11.14. Counterparts. This Agreement (including any quote or ordering document included in this Agreement) may be executed in two or more counterparts, each of which will be deemed an original, but which together constitute one and the same instrument. The execution of this Agreement may be evidenced by way of a facsimile, portable document format (.pdf) transmission, or electronic production or reproduction, photostatic or otherwise, of such Party’s or person’s signature, and such portable document format (.pdf), or electronic production or reproduction signature is deemed to constitute the original signature of such Party or person.
Exhibit A
Acceptable Use Policy
Subject to the terms of the Agreement, the Customer is permitted to access and use the Content accessed via the Services as follows:
· Customer may access, search, browse, and view the Content accessed via the Services solely for Customer’s internal business purposes, but not for any commercial purposes (other than servicing as training or reference material for the commercial research or development of novel pharmaceuticals, or for trading securities of public and private companies on behalf of Customer and Customer’s affiliated investment funds).
· Customer will not (and will not permit or cause any Users or others to) reproduce, distribute, print, disclose, modify, create derivative works of, publicly display, publicly perform, republish, download, store, or transmit any of the Content (in whole or in part), including works resulting from the use of artificial intelligence tools, except as follows:
o Customer’s computer may temporarily store copies of Content in RAM incidental to Customer accessing and viewing such Content.
o Customer may store Content that is automatically cached by Customer’s web browser for display enhancement purposes.
o Customer may download or print one copy of a reasonable number of pages of Content solely for Customer’s internal business purposes and not for commercialization or further reproduction, publication, or distribution.
o If Drug Hunter provides social media features with certain Content (e.g., a “Like” or “Share” button), Customer may take such actions as are enabled by such features.
o Customer may reproduce a reasonable excerpt from the Content solely for Customer’s internal business purposes provided such publication includes attribution to Drug Hunter, Inc. and a link to drughunter.com and such excerpt does not exceed 40% of content in the originating Content.
· Unless otherwise provided herein or Customer has obtained written permission from Drug Hunter, Customer will not:
o Modify copies of any Content.
o Use any illustrations, photographs, video or audio sequences, or any graphics separately from the accompanying text of the Content.
o Remove, obscure, or modify in any way copyright notices, other notices, or disclaimers as they appear in the Services.

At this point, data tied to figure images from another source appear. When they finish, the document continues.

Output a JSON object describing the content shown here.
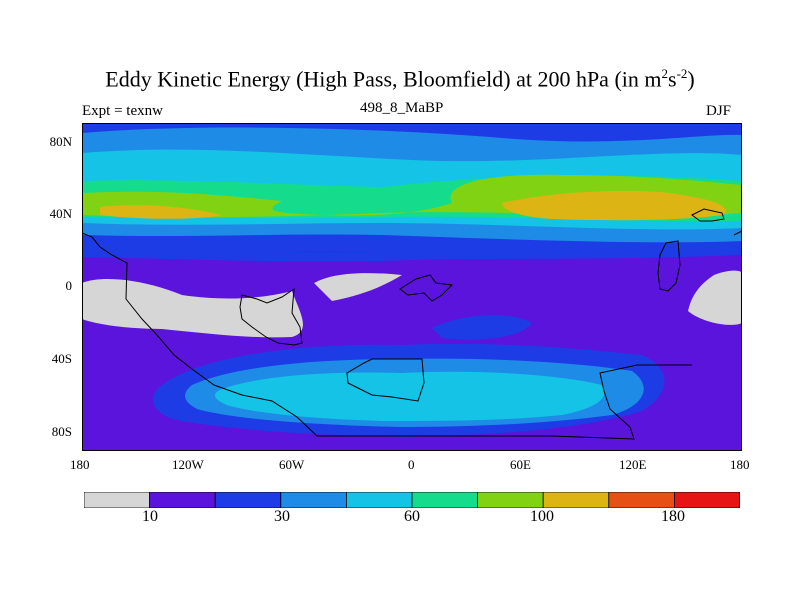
{
  "title": {
    "main": "Eddy Kinetic Energy (High Pass, Bloomfield) at 200 hPa (in m",
    "sup1": "2",
    "mid": "s",
    "sup2": "-2",
    "close": ")"
  },
  "left_label": "Expt = texnw",
  "center_label": "498_8_MaBP",
  "right_label": "DJF",
  "x_ticks": [
    "180",
    "120W",
    "60W",
    "0",
    "60E",
    "120E",
    "180"
  ],
  "y_ticks": [
    "80N",
    "40N",
    "0",
    "40S",
    "80S"
  ],
  "colorbar": {
    "colors": [
      "#d6d6d6",
      "#5a14dc",
      "#1e3ce6",
      "#1e8ce6",
      "#14c3e6",
      "#14dc8c",
      "#82d214",
      "#dcb414",
      "#e65014",
      "#e61414"
    ],
    "labels": [
      "10",
      "30",
      "60",
      "100",
      "180"
    ]
  },
  "colors": {
    "grey": "#d6d6d6",
    "violet": "#5a14dc",
    "blue": "#1e3ce6",
    "midblue": "#1e8ce6",
    "cyan": "#14c3e6",
    "teal": "#14dc8c",
    "green": "#82d214",
    "amber": "#dcb414"
  }
}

o Use any robots, spiders, crawlers, or other automated downloading programs, tools, or devices to search, scrape, extract, deep link, index, and/or disrupt the working of the Services.
o Use the Services in combination with a machine-learning or artificial intelligence tool (including to train an algorithm, test, process, analyze, generate output, and/or develop any form of artificial intelligence tool).
o Post individual items from the Services on social networking sites.
o Substantially or systematically reproduce, retain, store locally, redistribute, or disseminate Content accessed via the Services.
o Create or compile, directly or indirectly, manually, via automated programming, or otherwise, a collection, compilation, database, or directory from the Services.
o Create, use, or input any content or other information accessed in or through the Services into any Large Language Model (LLM) or related technology regardless of whether such LLM is public or private. If Customer requires access to content or other information accessed in or through the Services for such purposes, Drug Hunter should be contacted to discuss available service options.
o Reverse assemble, decompile, reverse engineer, modify, enhance, adapt, creative derivative works or otherwise attempt to derive source code from (or the underlying ideas, algorithms, structure or organization of) the Services.